I worked in video classification project and I am trying to input my video frames to two different CNN models (alexnet and VGG) to extract frame-level-features from each model then aggregates the output of each model into two different LSTM. My question is how to combine the output states of two LSTM to fed to fully connected layers for classification?
Thanks in advance
I don’t know if there is a standard method to do this in the literature, but I can think of 2 approaches to the problem.
Supposing you are interested only in the last hidden state of both LSTMs you can:
- Concatenate LSTM’s hidden states in one hidden state and feed it to your MLP.
- Sum or average the LSTM’s hidden states: this is done for example when you use a bidirectional LSTM to merge the forward and the backward features.
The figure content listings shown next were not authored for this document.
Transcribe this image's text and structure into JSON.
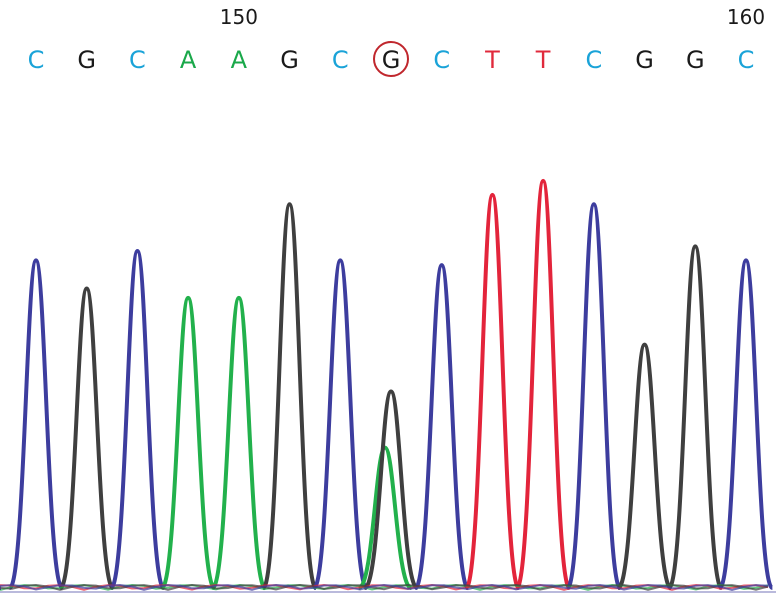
{
  "chart_data": {
    "type": "line",
    "title": "",
    "xlabel": "",
    "ylabel": "",
    "position_labels": [
      {
        "position": 150,
        "text": "150"
      },
      {
        "position": 160,
        "text": "160"
      }
    ],
    "bases": [
      "C",
      "G",
      "C",
      "A",
      "A",
      "G",
      "C",
      "G",
      "C",
      "T",
      "T",
      "C",
      "G",
      "G",
      "C"
    ],
    "positions": [
      146,
      147,
      148,
      149,
      150,
      151,
      152,
      153,
      154,
      155,
      156,
      157,
      158,
      159,
      160
    ],
    "highlighted_base_index": 7,
    "highlight_color": "#c0272d",
    "base_colors": {
      "A": "#1aa84a",
      "C": "#1aa3d8",
      "G": "#1a1a1a",
      "T": "#e02a3c"
    },
    "trace_colors": {
      "A": "#22b14c",
      "C": "#3d3d9e",
      "G": "#3f3f3f",
      "T": "#e3243b"
    },
    "peaks": [
      {
        "base": "C",
        "height": 0.7
      },
      {
        "base": "G",
        "height": 0.64
      },
      {
        "base": "C",
        "height": 0.72
      },
      {
        "base": "A",
        "height": 0.62
      },
      {
        "base": "A",
        "height": 0.62
      },
      {
        "base": "G",
        "height": 0.82
      },
      {
        "base": "C",
        "height": 0.7
      },
      {
        "base": "G",
        "height": 0.42,
        "secondary": {
          "base": "A",
          "height": 0.3
        }
      },
      {
        "base": "C",
        "height": 0.69
      },
      {
        "base": "T",
        "height": 0.84
      },
      {
        "base": "T",
        "height": 0.87
      },
      {
        "base": "C",
        "height": 0.82
      },
      {
        "base": "G",
        "height": 0.52
      },
      {
        "base": "G",
        "height": 0.73
      },
      {
        "base": "C",
        "height": 0.7
      }
    ],
    "ylim": [
      0,
      1
    ]
  }
}
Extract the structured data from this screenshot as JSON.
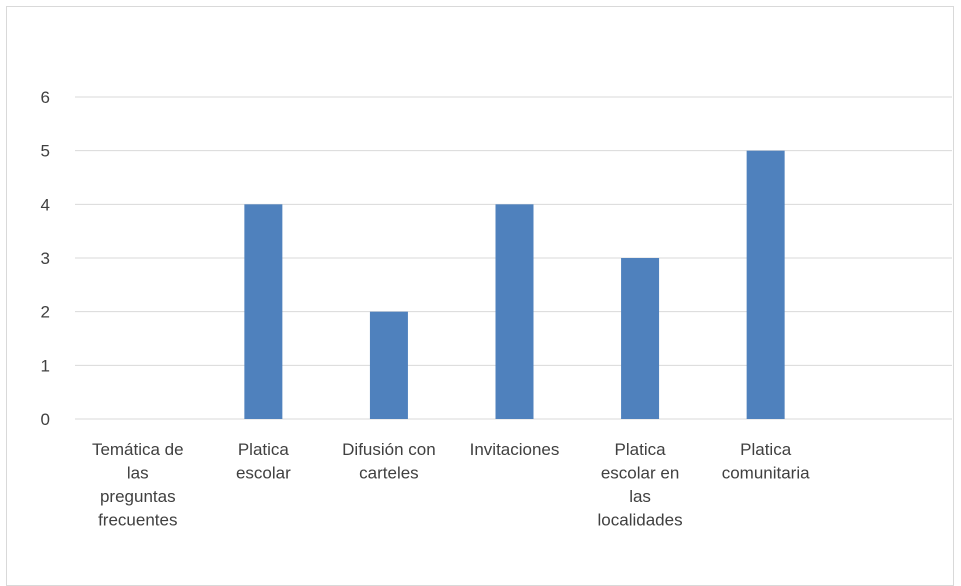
{
  "chart_data": {
    "type": "bar",
    "title": "",
    "xlabel": "",
    "ylabel": "",
    "categories": [
      "Temática de las preguntas frecuentes",
      "Platica escolar",
      "Difusión con carteles",
      "Invitaciones",
      "Platica escolar en las localidades",
      "Platica comunitaria"
    ],
    "category_label_lines": [
      [
        "Temática de",
        "las",
        "preguntas",
        "frecuentes"
      ],
      [
        "Platica",
        "escolar"
      ],
      [
        "Difusión con",
        "carteles"
      ],
      [
        "Invitaciones"
      ],
      [
        "Platica",
        "escolar en",
        "las",
        "localidades"
      ],
      [
        "Platica",
        "comunitaria"
      ]
    ],
    "values": [
      null,
      4,
      2,
      4,
      3,
      5
    ],
    "ylim": [
      0,
      6
    ],
    "yticks": [
      0,
      1,
      2,
      3,
      4,
      5,
      6
    ],
    "grid": true,
    "legend": "none",
    "bar_color": "#4f81bd",
    "grid_color": "#d9d9d9"
  }
}
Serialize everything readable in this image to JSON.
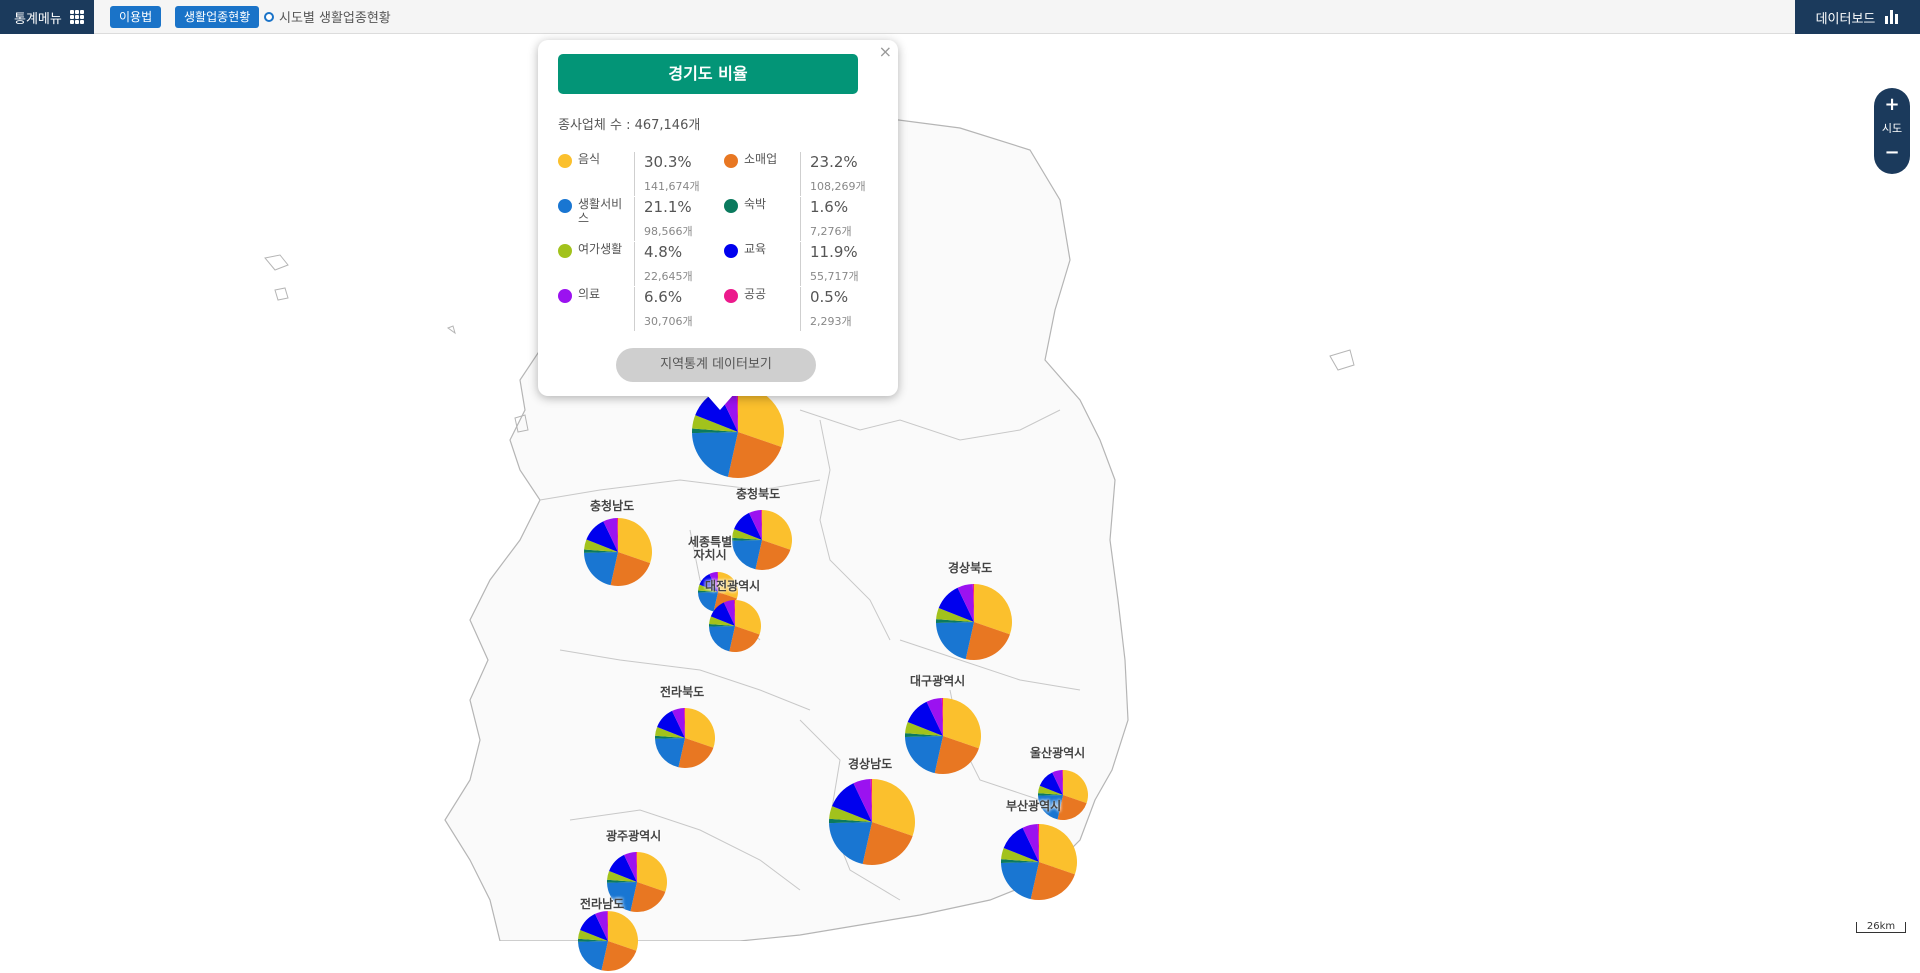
{
  "topbar": {
    "menu_label": "통계메뉴",
    "howto_label": "이용법",
    "theme_label": "생활업종현황",
    "breadcrumb": "시도별 생활업종현황",
    "dashboard_label": "데이터보드"
  },
  "zoom": {
    "plus": "+",
    "level_label": "시도",
    "minus": "−"
  },
  "scale": {
    "label": "26km"
  },
  "popup": {
    "title": "경기도 비율",
    "total": "종사업체 수 : 467,146개",
    "button": "지역통계 데이터보기",
    "close": "×",
    "stats": [
      {
        "label": "음식",
        "pct": "30.3%",
        "count": "141,674개",
        "color": "#fbc02d"
      },
      {
        "label": "소매업",
        "pct": "23.2%",
        "count": "108,269개",
        "color": "#e87722"
      },
      {
        "label": "생활서비스",
        "pct": "21.1%",
        "count": "98,566개",
        "color": "#1976d2"
      },
      {
        "label": "숙박",
        "pct": "1.6%",
        "count": "7,276개",
        "color": "#0b7a5e"
      },
      {
        "label": "여가생활",
        "pct": "4.8%",
        "count": "22,645개",
        "color": "#a2c21c"
      },
      {
        "label": "교육",
        "pct": "11.9%",
        "count": "55,717개",
        "color": "#0000ee"
      },
      {
        "label": "의료",
        "pct": "6.6%",
        "count": "30,706개",
        "color": "#9b12f0"
      },
      {
        "label": "공공",
        "pct": "0.5%",
        "count": "2,293개",
        "color": "#ec1a8c"
      }
    ]
  },
  "regions": [
    {
      "name": "충청남도"
    },
    {
      "name": "충청북도"
    },
    {
      "name": "세종특별\n자치시"
    },
    {
      "name": "대전광역시"
    },
    {
      "name": "경상북도"
    },
    {
      "name": "전라북도"
    },
    {
      "name": "대구광역시"
    },
    {
      "name": "울산광역시"
    },
    {
      "name": "경상남도"
    },
    {
      "name": "부산광역시"
    },
    {
      "name": "광주광역시"
    },
    {
      "name": "전라남도"
    }
  ],
  "pie_shares": [
    30.3,
    23.2,
    21.1,
    1.6,
    4.8,
    11.9,
    6.6,
    0.5
  ]
}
Feed the result to your MLP.
thank you fro reply, I have two model each model connect to LSTM. in each LSTM, I concatenate LSTM’s hidden states in one hidden state, so, I have two states output from two different LSTM, How can I make fusion between these states?
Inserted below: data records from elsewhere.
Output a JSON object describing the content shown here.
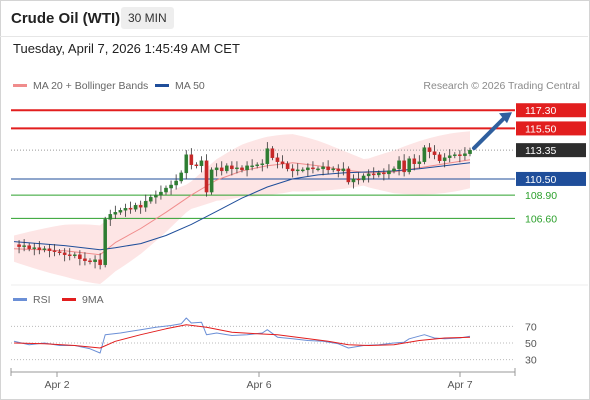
{
  "header": {
    "title": "Crude Oil (WTI)",
    "timeframe": "30 MIN",
    "timestamp": "Tuesday, April 7, 2026 1:45:49 AM CET"
  },
  "legend": {
    "items": [
      {
        "label": "MA 20 + Bollinger Bands",
        "color": "#f08c8c"
      },
      {
        "label": "MA 50",
        "color": "#1f4e9a"
      }
    ],
    "credit": "Research © 2026 Trading Central"
  },
  "oscillator_legend": {
    "items": [
      {
        "label": "RSI",
        "color": "#6b8fd6"
      },
      {
        "label": "9MA",
        "color": "#e21e1e"
      }
    ]
  },
  "colors": {
    "resistance": "#e21e1e",
    "support": "#1f4e9a",
    "target": "#2ca02c",
    "last_price": "#2d2d2d",
    "candle_up": "#2e7d32",
    "candle_down": "#c62828",
    "bollinger": "#fde5e5",
    "arrow": "#2f5f9e"
  },
  "chart_data": [
    {
      "type": "candlestick",
      "title": "Crude Oil (WTI)",
      "timeframe": "30 MIN",
      "x_ticks": [
        "Apr 2",
        "Apr 6",
        "Apr 7"
      ],
      "ylim": [
        100.5,
        119.5
      ],
      "levels": [
        {
          "value": 117.3,
          "label": "117.30",
          "kind": "resistance"
        },
        {
          "value": 115.5,
          "label": "115.50",
          "kind": "resistance"
        },
        {
          "value": 113.35,
          "label": "113.35",
          "kind": "last_price"
        },
        {
          "value": 110.5,
          "label": "110.50",
          "kind": "support"
        },
        {
          "value": 108.9,
          "label": "108.90",
          "kind": "target"
        },
        {
          "value": 106.6,
          "label": "106.60",
          "kind": "target"
        }
      ],
      "arrow": {
        "from": 113.35,
        "to": 117.3,
        "direction": "up"
      },
      "series": [
        {
          "name": "Price",
          "close_path": [
            [
              0,
              104.0
            ],
            [
              2,
              103.8
            ],
            [
              4,
              103.9
            ],
            [
              6,
              103.6
            ],
            [
              8,
              103.7
            ],
            [
              10,
              103.5
            ],
            [
              12,
              103.6
            ],
            [
              14,
              103.4
            ],
            [
              16,
              103.3
            ],
            [
              18,
              103.2
            ],
            [
              20,
              103.0
            ],
            [
              22,
              102.9
            ],
            [
              24,
              103.0
            ],
            [
              26,
              102.6
            ],
            [
              28,
              102.4
            ],
            [
              30,
              102.3
            ],
            [
              32,
              102.5
            ],
            [
              34,
              102.0
            ],
            [
              36,
              106.5
            ],
            [
              38,
              107.0
            ],
            [
              40,
              107.2
            ],
            [
              42,
              107.4
            ],
            [
              44,
              107.6
            ],
            [
              46,
              107.5
            ],
            [
              48,
              107.9
            ],
            [
              50,
              107.7
            ],
            [
              52,
              108.3
            ],
            [
              54,
              108.7
            ],
            [
              56,
              108.9
            ],
            [
              58,
              109.2
            ],
            [
              60,
              109.6
            ],
            [
              62,
              109.9
            ],
            [
              64,
              110.3
            ],
            [
              66,
              111.1
            ],
            [
              68,
              112.9
            ],
            [
              70,
              111.9
            ],
            [
              72,
              111.8
            ],
            [
              74,
              112.3
            ],
            [
              76,
              109.2
            ],
            [
              78,
              111.4
            ],
            [
              80,
              111.6
            ],
            [
              82,
              111.3
            ],
            [
              84,
              111.8
            ],
            [
              86,
              111.5
            ],
            [
              88,
              111.6
            ],
            [
              90,
              111.4
            ],
            [
              92,
              111.8
            ],
            [
              94,
              111.8
            ],
            [
              96,
              111.9
            ],
            [
              98,
              112.0
            ],
            [
              100,
              113.5
            ],
            [
              102,
              112.6
            ],
            [
              104,
              112.2
            ],
            [
              106,
              112.0
            ],
            [
              108,
              111.5
            ],
            [
              110,
              111.3
            ],
            [
              112,
              111.4
            ],
            [
              114,
              111.4
            ],
            [
              116,
              111.6
            ],
            [
              118,
              111.5
            ],
            [
              120,
              111.5
            ],
            [
              122,
              111.7
            ],
            [
              124,
              111.4
            ],
            [
              126,
              111.5
            ],
            [
              128,
              111.3
            ],
            [
              130,
              111.5
            ],
            [
              132,
              110.2
            ],
            [
              134,
              110.5
            ],
            [
              136,
              110.4
            ],
            [
              138,
              110.8
            ],
            [
              140,
              111.0
            ],
            [
              142,
              110.9
            ],
            [
              144,
              111.1
            ],
            [
              146,
              111.0
            ],
            [
              148,
              111.3
            ],
            [
              150,
              111.5
            ],
            [
              152,
              112.3
            ],
            [
              154,
              111.2
            ],
            [
              156,
              112.5
            ],
            [
              158,
              112.0
            ],
            [
              160,
              112.2
            ],
            [
              162,
              113.6
            ],
            [
              164,
              113.2
            ],
            [
              166,
              112.9
            ],
            [
              168,
              112.3
            ],
            [
              170,
              112.6
            ],
            [
              172,
              112.8
            ],
            [
              174,
              112.9
            ],
            [
              176,
              112.8
            ],
            [
              178,
              113.0
            ],
            [
              180,
              113.35
            ]
          ]
        },
        {
          "name": "MA 20 + Bollinger Bands",
          "values": [
            [
              0,
              103.6
            ],
            [
              20,
              103.4
            ],
            [
              34,
              103.0
            ],
            [
              40,
              104.2
            ],
            [
              50,
              105.6
            ],
            [
              60,
              107.2
            ],
            [
              70,
              108.9
            ],
            [
              80,
              110.4
            ],
            [
              90,
              111.3
            ],
            [
              100,
              111.8
            ],
            [
              110,
              112.1
            ],
            [
              120,
              111.8
            ],
            [
              130,
              111.4
            ],
            [
              140,
              111.1
            ],
            [
              150,
              111.2
            ],
            [
              160,
              111.6
            ],
            [
              170,
              112.0
            ],
            [
              180,
              112.4
            ]
          ]
        },
        {
          "name": "MA 50",
          "values": [
            [
              0,
              104.3
            ],
            [
              20,
              103.9
            ],
            [
              34,
              103.5
            ],
            [
              40,
              103.7
            ],
            [
              50,
              104.1
            ],
            [
              60,
              104.9
            ],
            [
              70,
              106.0
            ],
            [
              80,
              107.3
            ],
            [
              90,
              108.6
            ],
            [
              100,
              109.7
            ],
            [
              110,
              110.5
            ],
            [
              120,
              110.9
            ],
            [
              130,
              111.1
            ],
            [
              140,
              111.2
            ],
            [
              150,
              111.3
            ],
            [
              160,
              111.5
            ],
            [
              170,
              111.8
            ],
            [
              180,
              112.1
            ]
          ]
        }
      ]
    },
    {
      "type": "line",
      "title": "RSI",
      "x_ticks": [
        "Apr 2",
        "Apr 6",
        "Apr 7"
      ],
      "ylim": [
        20,
        80
      ],
      "y_ticks": [
        70,
        50,
        30
      ],
      "series": [
        {
          "name": "RSI",
          "values": [
            [
              0,
              52
            ],
            [
              6,
              48
            ],
            [
              12,
              50
            ],
            [
              18,
              47
            ],
            [
              24,
              47
            ],
            [
              30,
              43
            ],
            [
              34,
              38
            ],
            [
              36,
              60
            ],
            [
              42,
              62
            ],
            [
              50,
              66
            ],
            [
              56,
              69
            ],
            [
              62,
              71
            ],
            [
              66,
              73
            ],
            [
              68,
              80
            ],
            [
              70,
              74
            ],
            [
              74,
              75
            ],
            [
              76,
              60
            ],
            [
              80,
              62
            ],
            [
              86,
              59
            ],
            [
              92,
              60
            ],
            [
              98,
              62
            ],
            [
              100,
              66
            ],
            [
              104,
              57
            ],
            [
              110,
              55
            ],
            [
              116,
              53
            ],
            [
              122,
              52
            ],
            [
              128,
              49
            ],
            [
              132,
              44
            ],
            [
              138,
              47
            ],
            [
              144,
              48
            ],
            [
              150,
              50
            ],
            [
              154,
              51
            ],
            [
              156,
              55
            ],
            [
              162,
              60
            ],
            [
              166,
              56
            ],
            [
              170,
              55
            ],
            [
              176,
              56
            ],
            [
              180,
              58
            ]
          ]
        },
        {
          "name": "9MA",
          "values": [
            [
              0,
              50
            ],
            [
              12,
              49
            ],
            [
              24,
              47
            ],
            [
              34,
              44
            ],
            [
              40,
              52
            ],
            [
              50,
              60
            ],
            [
              60,
              67
            ],
            [
              68,
              72
            ],
            [
              76,
              69
            ],
            [
              86,
              63
            ],
            [
              96,
              61
            ],
            [
              104,
              60
            ],
            [
              114,
              56
            ],
            [
              124,
              52
            ],
            [
              132,
              48
            ],
            [
              140,
              47
            ],
            [
              150,
              48
            ],
            [
              160,
              53
            ],
            [
              170,
              56
            ],
            [
              180,
              57
            ]
          ]
        }
      ]
    }
  ]
}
Let’s say you have a hidden state of size
(1, N, H) where
N is the batch size and
H is the number of hidden units.The 1 is there because I assumed you have 1 layer and no bidirectionality.
So in your case you have 2 of these hidden states, one for each LSTM, and they may differ only in the value of
H1 the dimensionality of the first LSTM and
H2 the dimensionality of the second LSTM.
You can obtain a single stacked hidden state of size
(1, N, H1+H2) with this code:
stacked_hidden = torch.cat( (hidden1, hidden2), dim=2)
Instead, if you want to sum or average the hidden states you have to set
H1 = H2 and then you can simply use the usual sum or average operations.
In all these cases you can squeeze your result to remove the zero-th dimension with value
1 and feed the tensor to the fully connected network. By the way this network should have
input_size = H1+H2 (if you use concatenation) or
H (if you use sum or average).